Réforme des pensions: pourquoi les syndicats manifestent-ils ce mardi?

Les organisations syndicales redoutent que le secteur des pensions soit mis à contribution pour réduire le déficit de l'Etat.
18 déc. 2017 à 16:59 - mise à jour 18 déc. 2017 à 17:04Temps de lecture3 min
Par Pierre Magos

Plus que toute autre, la réforme des pensions mobilise les syndicats depuis le début de la législature. C'est l'un des dossiers sur lesquels le front commun FGTB, CSC, CGSLB avance en rangs serrés. Et, on devrait dire les réformes, tant la feuille de route du ministre des Pensions représente une succession de changements profonds dans toutes le dispositif. Avec quelques grands principes: l'allongement de la durée effective des carrières, la valorisation des périodes de travail au détriment des périodes d'inactivité, l'harmonisation des régimes salariés, fonctionnaires et indépendants, ou encore la promotion des 2e et 3e piliers.

La première vague

Lancé des le début de la législature, le relèvement de l'âge légal de la pension à 66 ans en 2025 et 67 ans en 2030 a donné le ton, et suscité une levée de boucliers des syndicats. La mesure s'accompagnait d'une réforme des pensions anticipées dont les conditions d'âge et de carrière ont été durcies.

La deuxième vague

Toute une série de mesures ont été adoptées pour modifier la manière dont on calcule les carrières et/ou le montant de la pension. Avec la fin de la prise en compte des années d'études, là où elles étaient automatiquement intégrées. Avec aussi la limitation des périodes assimilées, chômage, prépensions, crédit-temps, congés de maladie... Le dernier texte en date qui a été voté prévoit la suppression de la limitation de l'unité de carrière, qui renforce le lien entre la carrière professionnelle effective et la pension. Plus avantageuse pour ceux qui prolongent leur carrière au delà de 45 années; moins avantageuse pour ceux qui doivent y comptabiliser des années de chômage ou de prépension.

La troisième vague

Au moins trois grands projets doivent encore venir compléter cette vaste réforme. Le premier cale entre interlocuteurs sociaux et le gouvernement. Il touche aux métiers lourds, au travers du calcul de la pénibilité. Celle-ci permettra aux travailleurs d'écourter leur carrière ou de percevoir une pension plus élevée. Autre projet annoncé: la pension partielle pensée comme une modalité de fin de carrière. Ici, le travailleur pourrait pendre sa pension pour partie, tout en continuant à travailler et à se constituer des droits de pension supplémentaires. Enfin, on attend toujours pour la fin de la législature l'avènement de la pension à points. Le Ministre Bacquelaine envisage qu'elle puisse entrer en vigueur en 2025.  Elle consiste à permettre aux travailleurs d’accumuler des "points" tout au long de leur carrière. Le calcul de la pension se ferait en multipliant des points accumulés par un montant qui serait lié au revenu moyen de la population.

Qui gagne et qui perd?

Depuis le lancement de toutes ces réformes, les calculettes des uns et des autres tournent à plein régime. Pour certains, syndicats et partis d'opposition, les pensionnés y perdent, et parfois beaucoup. Plus précisément, les moins favorisés, parce qu'ils ont connu le chômage et la maladie.

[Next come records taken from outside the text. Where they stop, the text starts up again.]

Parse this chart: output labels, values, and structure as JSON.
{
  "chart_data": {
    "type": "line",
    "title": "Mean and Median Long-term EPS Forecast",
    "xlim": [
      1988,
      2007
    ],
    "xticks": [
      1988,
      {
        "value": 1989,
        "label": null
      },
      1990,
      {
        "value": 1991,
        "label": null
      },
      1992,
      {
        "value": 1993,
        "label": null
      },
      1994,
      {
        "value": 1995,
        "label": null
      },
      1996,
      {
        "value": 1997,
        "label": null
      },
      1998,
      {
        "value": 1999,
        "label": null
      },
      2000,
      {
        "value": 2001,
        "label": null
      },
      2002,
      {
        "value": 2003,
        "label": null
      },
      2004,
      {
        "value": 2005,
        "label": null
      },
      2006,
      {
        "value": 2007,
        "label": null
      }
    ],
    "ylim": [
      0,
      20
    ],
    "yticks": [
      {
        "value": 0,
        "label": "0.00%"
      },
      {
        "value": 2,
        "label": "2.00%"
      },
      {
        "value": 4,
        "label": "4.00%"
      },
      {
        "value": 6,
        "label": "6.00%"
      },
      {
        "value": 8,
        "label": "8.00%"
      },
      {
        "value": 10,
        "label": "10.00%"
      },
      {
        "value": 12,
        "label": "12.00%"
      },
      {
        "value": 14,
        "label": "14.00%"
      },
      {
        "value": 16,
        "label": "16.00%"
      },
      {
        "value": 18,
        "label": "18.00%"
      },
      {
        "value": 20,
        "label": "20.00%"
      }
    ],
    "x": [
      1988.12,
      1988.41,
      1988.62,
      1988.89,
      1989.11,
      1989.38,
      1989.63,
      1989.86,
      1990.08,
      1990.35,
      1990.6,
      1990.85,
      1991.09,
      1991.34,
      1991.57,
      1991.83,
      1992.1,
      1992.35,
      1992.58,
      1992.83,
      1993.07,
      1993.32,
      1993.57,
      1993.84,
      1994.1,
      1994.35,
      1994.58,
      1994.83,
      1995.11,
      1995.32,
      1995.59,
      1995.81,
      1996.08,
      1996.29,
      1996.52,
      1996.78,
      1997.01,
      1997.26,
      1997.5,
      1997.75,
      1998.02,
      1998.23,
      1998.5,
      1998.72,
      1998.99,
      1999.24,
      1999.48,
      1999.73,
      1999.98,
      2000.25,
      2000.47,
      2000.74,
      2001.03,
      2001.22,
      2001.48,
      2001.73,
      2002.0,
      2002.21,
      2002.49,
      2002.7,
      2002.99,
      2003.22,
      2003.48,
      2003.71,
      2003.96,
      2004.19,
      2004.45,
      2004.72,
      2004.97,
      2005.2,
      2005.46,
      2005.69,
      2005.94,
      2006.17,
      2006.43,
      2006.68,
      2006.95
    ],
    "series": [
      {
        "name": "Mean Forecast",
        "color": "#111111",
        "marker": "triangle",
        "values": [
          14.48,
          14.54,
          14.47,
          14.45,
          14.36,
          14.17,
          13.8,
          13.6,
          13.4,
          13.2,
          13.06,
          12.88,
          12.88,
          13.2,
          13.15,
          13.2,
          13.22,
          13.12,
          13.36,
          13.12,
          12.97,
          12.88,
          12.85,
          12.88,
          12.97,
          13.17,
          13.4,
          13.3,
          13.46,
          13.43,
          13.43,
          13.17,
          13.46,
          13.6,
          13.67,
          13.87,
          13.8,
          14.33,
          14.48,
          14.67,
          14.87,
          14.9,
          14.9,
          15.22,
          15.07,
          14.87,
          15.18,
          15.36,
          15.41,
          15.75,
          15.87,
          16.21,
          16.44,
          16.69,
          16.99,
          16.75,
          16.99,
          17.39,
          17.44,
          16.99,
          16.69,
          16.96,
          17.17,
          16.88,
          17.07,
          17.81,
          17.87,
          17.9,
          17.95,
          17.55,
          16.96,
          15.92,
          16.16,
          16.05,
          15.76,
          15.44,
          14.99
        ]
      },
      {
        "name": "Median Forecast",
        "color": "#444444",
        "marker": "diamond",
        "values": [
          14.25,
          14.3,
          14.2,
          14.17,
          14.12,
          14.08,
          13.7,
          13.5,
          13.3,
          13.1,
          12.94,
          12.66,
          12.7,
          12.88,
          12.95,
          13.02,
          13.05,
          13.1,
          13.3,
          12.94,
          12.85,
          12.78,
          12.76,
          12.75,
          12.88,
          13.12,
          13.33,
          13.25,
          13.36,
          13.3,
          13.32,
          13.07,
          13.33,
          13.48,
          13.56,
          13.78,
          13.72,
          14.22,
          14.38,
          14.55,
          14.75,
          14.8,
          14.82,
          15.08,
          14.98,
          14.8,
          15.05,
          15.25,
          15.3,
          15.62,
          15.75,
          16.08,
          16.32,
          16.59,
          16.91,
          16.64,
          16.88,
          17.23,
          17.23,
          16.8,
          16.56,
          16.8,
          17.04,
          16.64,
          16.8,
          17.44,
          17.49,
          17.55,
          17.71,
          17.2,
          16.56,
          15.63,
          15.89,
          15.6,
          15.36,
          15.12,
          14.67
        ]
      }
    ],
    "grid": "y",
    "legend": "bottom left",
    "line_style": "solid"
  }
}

Dans la majorité, on qualifie ces critiques de désinformation. Dans un communiqué, le MR, le parti de Daniel Bacquelaine, affirme que "la réforme des pensions poursuit l’objectif d’améliorer le lien entre le travail et le montant de la pension.  Dans ce cadre, il est faux de prétendre que les pensions vont diminuer. En travaillant un peu plus longtemps, chacun se constituera des droits de pensions plus élevés ".

Les syndicats reprochent également à cette succession de réformes de rendre les fins de carrière intenables. Et ils s'inquiètent aussi face aux mesures à venir, les pensions à points, en particulier où, disent-ils, la valeur du point risque d'être une variable d'ajustement budgétaire dont les pensionnés feront les frais. Un système qui, par ailleurs, les privera de visibilité pour estimer le montant de leur pension.

Enfin, plus largement, les organisations syndicales redoutent que le secteur des pensions soit encore mis à contribution pour réduire le déficit de l'Etat.